When dealing with complex fractions, the goal is to make them simpler and easier to work with. A complex fraction is essentially a fraction where either or both the numerator and the denominator are themselves fractions. To simplify these, it often helps to rewrite the expression so it's not so overwhelming.

Let's take a close look at the given problem. We have \[\frac{-\frac{7}{8y}}{\frac{21}{4y}}\]Rewriting this complex fraction as a division directly reflects the operation: \[-\frac{7}{8y} \div \frac{21}{4y}\]

This step is crucial because it sets up our ability to simply "invert and multiply," making the expression much easier to tackle. Remember, rethinking the structure of complex fractions opens the door to simple arithmetic that’s much easier to handle than the intimidating look of nested fractions.

In algebra, when you divide by a fraction, you actually "invert and multiply." This means flipping the second fraction (denominator) upside down and changing the operation to multiplication.

In the original exercise, we rewrote the complex fraction as follows:\[-\frac{7}{8y} \div \frac{21}{4y}\]

This division can then be transformed:\[-\frac{7}{8y} \times \frac{4y}{21}\]

Now, multiplication is generally simpler to handle because you just multiply the numerators together and the denominators together. This straightforward action makes even seemingly complex operations clear. This is a vital strategy for simplifying complex fractions, as it breaks down a complex operation into a series of simpler ones.
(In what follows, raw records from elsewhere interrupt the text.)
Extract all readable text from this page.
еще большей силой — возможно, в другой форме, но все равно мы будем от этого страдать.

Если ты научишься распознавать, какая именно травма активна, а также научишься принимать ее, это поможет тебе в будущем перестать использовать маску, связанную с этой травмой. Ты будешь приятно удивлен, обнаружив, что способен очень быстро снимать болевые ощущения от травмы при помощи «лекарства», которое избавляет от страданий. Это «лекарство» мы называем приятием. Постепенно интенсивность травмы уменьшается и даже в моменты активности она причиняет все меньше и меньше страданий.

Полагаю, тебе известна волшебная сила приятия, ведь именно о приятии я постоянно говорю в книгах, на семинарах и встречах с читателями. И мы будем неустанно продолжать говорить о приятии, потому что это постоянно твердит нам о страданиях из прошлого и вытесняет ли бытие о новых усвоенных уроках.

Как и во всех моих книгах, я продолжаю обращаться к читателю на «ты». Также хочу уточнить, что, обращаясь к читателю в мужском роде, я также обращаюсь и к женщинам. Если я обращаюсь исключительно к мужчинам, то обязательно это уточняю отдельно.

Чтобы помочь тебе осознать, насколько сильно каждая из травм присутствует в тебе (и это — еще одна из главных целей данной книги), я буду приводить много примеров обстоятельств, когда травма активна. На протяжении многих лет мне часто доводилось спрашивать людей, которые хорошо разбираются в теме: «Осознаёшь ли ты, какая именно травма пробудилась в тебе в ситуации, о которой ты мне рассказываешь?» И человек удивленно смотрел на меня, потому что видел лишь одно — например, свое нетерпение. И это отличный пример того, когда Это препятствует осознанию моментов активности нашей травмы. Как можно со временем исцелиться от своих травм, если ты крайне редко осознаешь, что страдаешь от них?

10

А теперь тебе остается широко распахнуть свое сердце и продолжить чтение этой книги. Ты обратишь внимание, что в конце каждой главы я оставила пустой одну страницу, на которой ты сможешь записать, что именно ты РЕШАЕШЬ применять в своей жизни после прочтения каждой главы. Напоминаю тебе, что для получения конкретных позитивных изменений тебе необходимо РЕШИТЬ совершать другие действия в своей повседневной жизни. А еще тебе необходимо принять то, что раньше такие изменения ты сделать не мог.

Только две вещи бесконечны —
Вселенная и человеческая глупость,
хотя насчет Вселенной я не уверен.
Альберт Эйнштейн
So remember, when you see a division with fractions, think "invert and multiply!" as your go-to method.

Finding the Greatest Common Divisor (GCD) is an important step in simplifying fractions further. This is because the GCD helps you identify how you can scale down your numbers to the simplest possible terms.

In our scenario, after canceling out common factors like \( y \), we ended up with:\[\frac{-28}{168}\]

To find the GCD, look at both numbers and determine the largest number that divides both exactly. Here, 28 is the GCD of both the numerator and denominator. Simplifying by this common divisor, you divide:

• \( -28 \div 28 = -1 \)
• \( 168 \div 28 = 6 \)

This gives you the fraction:\[\frac{-1}{6}\]

Using the GCD not only makes fractions smaller but also makes subsequent calculations and comparisons easier. This technique is essential for simplifying results to their most understandable and representative form.

Canceling out common factors is a handy trick for making fractions simpler. By identifying and eliminating unnecessary factors that appear in both the numerator and the denominator, you genuinely simplify your expression.

While solving our exercise, we reached the expression:\[\frac{-28y}{168y}\]

Here, \( y \) appears in both the numerator and the denominator, so you simply "cancel" it:\[\frac{-28}{168}\]

This drastically simplifies the expression by ridding it of "extra" components that do not affect the value, akin to peeling layers off something to get to its core. Always look for these opportunities when simplifying fractions because they can drastically reduce calculation complexity, transforming an initially complex problem into an easily manageable solution.